“Vidas rebeldes, belos experimentos” é um livro provocador e necessário

Autora usa "fábula crítica" para contextualizar o pós-abolição nos cinturões negros da Filadélfia e de Nova York no livro "Vidas rebeldes, belos experimentos"

Saidiya Hartman é professora na Universidade Columbia, em Nova York, e dona de um método próprio de escrita, chamado de “fábula crítica”. Em suma, é a combinação de pesquisas histórias com experiências de vida e fantasia. Técnica empregada em “Vidas rebeldes, belos experimentos“.

O livro nos conduz aos cinturões negros dos guetos da Filadélfia e Nova York, logo no pós-abolição. Uma imersão pela história afro-americana na qual Hartman inverte a lógica: não parte mais dos pesquisadores ou acadêmicos a definição do comportamento dos negros, mas eles mesmos protagonizam as narrativas do livro.

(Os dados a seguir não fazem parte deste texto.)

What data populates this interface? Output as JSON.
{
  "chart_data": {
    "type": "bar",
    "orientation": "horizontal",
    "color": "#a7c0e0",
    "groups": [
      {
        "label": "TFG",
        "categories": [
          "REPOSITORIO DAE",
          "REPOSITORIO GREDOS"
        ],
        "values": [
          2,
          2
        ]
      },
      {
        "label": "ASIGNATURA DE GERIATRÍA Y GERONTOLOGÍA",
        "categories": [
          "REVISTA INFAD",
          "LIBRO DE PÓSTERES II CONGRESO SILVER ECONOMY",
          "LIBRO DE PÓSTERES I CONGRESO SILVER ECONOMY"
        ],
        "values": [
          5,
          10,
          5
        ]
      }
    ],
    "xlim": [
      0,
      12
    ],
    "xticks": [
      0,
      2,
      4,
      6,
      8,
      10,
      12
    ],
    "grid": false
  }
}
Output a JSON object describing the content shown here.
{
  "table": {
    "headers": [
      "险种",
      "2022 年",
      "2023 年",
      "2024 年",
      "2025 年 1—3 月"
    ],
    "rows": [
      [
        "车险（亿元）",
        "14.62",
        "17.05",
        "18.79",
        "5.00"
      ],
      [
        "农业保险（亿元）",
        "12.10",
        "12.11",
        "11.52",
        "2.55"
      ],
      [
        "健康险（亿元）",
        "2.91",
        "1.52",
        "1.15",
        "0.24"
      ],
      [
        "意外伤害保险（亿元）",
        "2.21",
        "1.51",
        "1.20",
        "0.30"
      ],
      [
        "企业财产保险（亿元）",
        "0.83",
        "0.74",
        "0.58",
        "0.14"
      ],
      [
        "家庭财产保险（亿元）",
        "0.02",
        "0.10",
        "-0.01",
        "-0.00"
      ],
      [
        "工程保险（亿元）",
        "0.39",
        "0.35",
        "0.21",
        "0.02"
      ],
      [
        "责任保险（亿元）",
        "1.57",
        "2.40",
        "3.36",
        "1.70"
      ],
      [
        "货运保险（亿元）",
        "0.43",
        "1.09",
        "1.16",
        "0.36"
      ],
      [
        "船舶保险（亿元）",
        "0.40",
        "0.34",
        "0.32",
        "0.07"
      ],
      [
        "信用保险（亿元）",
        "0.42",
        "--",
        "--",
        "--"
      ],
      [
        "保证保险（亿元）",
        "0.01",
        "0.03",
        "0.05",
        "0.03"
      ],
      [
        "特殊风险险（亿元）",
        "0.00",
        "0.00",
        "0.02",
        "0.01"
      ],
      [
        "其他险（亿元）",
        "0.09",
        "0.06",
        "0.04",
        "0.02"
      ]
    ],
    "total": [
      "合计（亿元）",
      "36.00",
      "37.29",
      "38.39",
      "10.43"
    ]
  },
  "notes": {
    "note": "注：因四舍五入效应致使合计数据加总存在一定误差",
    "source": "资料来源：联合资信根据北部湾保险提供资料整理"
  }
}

Apesar de usar a fabulação crítica, todas as personagens e os eventos apresentados no livro são reais. “Nada foi inventado”, pontua a autora em uma nota sobre o método.

Das mulheres

Hartman se debruça sobretudo nas experiências de mulheres, entre as importantes décadas de 1890 e 1935.

Para levantar todas as informações, a autora usou o acervo de arquivos da Biblioteca Pública de Nova York. Lá, ela encontra um cartão de apreensão em nome de uma adolescente de 14 anos, Eleanora Fagan, detida por prostituição. Eleanora, na verdade, é Billie Holiday.

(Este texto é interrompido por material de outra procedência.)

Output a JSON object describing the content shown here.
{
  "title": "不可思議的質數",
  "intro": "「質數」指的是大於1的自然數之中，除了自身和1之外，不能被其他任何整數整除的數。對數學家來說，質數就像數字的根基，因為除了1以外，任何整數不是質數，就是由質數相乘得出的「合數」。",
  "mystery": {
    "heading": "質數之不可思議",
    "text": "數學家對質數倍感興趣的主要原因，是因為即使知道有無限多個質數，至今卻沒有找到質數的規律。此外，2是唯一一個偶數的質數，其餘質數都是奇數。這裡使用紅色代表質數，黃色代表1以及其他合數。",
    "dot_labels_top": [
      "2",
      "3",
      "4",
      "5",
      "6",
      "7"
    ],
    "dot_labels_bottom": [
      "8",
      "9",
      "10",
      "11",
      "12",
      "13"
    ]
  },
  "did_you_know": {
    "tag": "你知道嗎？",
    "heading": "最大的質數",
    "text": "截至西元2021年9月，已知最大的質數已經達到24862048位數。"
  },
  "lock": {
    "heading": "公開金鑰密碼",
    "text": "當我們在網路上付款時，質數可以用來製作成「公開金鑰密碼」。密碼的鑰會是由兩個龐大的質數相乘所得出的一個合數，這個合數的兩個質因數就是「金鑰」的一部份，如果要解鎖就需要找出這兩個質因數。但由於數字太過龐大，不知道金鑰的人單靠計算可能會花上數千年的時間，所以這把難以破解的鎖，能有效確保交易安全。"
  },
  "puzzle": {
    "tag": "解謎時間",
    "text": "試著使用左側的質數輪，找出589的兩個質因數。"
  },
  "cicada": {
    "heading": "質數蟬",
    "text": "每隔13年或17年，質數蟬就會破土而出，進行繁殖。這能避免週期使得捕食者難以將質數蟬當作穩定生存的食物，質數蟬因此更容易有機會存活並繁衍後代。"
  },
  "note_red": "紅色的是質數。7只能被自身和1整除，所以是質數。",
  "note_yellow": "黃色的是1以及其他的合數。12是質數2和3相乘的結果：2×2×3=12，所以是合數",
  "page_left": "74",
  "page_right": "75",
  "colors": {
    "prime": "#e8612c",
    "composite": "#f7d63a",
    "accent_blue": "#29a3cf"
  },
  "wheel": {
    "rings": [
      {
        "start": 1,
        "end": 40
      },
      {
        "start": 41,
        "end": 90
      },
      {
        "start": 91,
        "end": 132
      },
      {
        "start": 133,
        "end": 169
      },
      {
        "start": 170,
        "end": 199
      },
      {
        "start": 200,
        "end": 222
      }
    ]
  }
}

No entanto, ao mesmo tempo que traz personagens conhecidas na luta pelos direitos civis da população afro-americana, Saidiya Hartman também se depara com figuras anônimas, não menos importantes.

Uma menina

Uma das primeiras personagens reveladas pela autora é uma menina, uma criança, cuja foto ela encontrou durante as pesquisas nos arquivos. Hartman escreve: “A odalisca, uma imagem de nu reclinado, combina duas categorias distinta da mercadoria: a escrava e a prostituta. A rigidez do corpo trai a lasciva postura reclinada, e o olhar vazio e duro da menina dificilmente é um convite à admiração. Ela recua o máximo possível da câmera no canto do sofá, como se à procura de um lugar para se esconder. Seu olhar direto para a câmera não é um convite ao espectador, um apelo por reconhecimento ou um olhar baseado na reciprocidade”.

Diferente do que ocorre ao longo do livro, com fotos que demonstram personagens, mesmo que anônimas, essa imagem especifica é publicada em uma página dupla, com o texto sobreposto, buscando dar algum respeito àquela criança negra que representa tantas outras.

Emancipação

A primeira lei de emancipação gradual da escravidão foi aprovada em 1780, mas a questão avançava e retrocedia. Em 1838 os cidadãos negros perderam o direito ao voto depois que as qualificações para o sufrágio mudaram de “todo homem livre” para “todo homem branco livre” pode votar. Essa movimentação impacta na vida da população afro-americana.

O livro é ambientado três décadas após a emancipação, durante o experimento da liberdade para seres humanos negros, e traz todos os conflitos que essa ação levanta numa sociedade racista.

Vidas rebeldes, belos experimentos fere, sobretudo, porque lida com o cotidiano. Roupas penduradas no varal, relacionamentos amorosos, trabalho exaustivo. A vida comum de uma pessoa negra nos Estados Unidos no pós-abolição se diferencia da vida de uma pessoa negra hoje? É diferente do Brasil?

Aqui, no Brasil

Questionamentos como estes são provocados o tempo todo. Estimo, no entanto, que leitores brancos podem não ter a mesma percepção, sobretudo porque algumas das experiências vividas pelas personagens e narradas por Hartman são comuns para pessoas negras também aqui no Brasil.

Estou sendo seguida na loja? Há empregos para negros aqui? Por que mulheres negras são raivosas?

“Vidas rebeldes…” é um livro dolorido, importante, pulsante, provocador e quente como o verão no Harlem.

“Vidas rebeldes, belos experimentos”

“Vidas rebeldes, belos experimentos: histórias íntimas de meninas negras desordeiras, mulheres encrenqueiras e queers radicais”, de Saidiya Hartman. Tradução de Floresta. Fósforo, 432 páginas, R$ 89,90 e R$ 62,90 (e-book). Não ficção.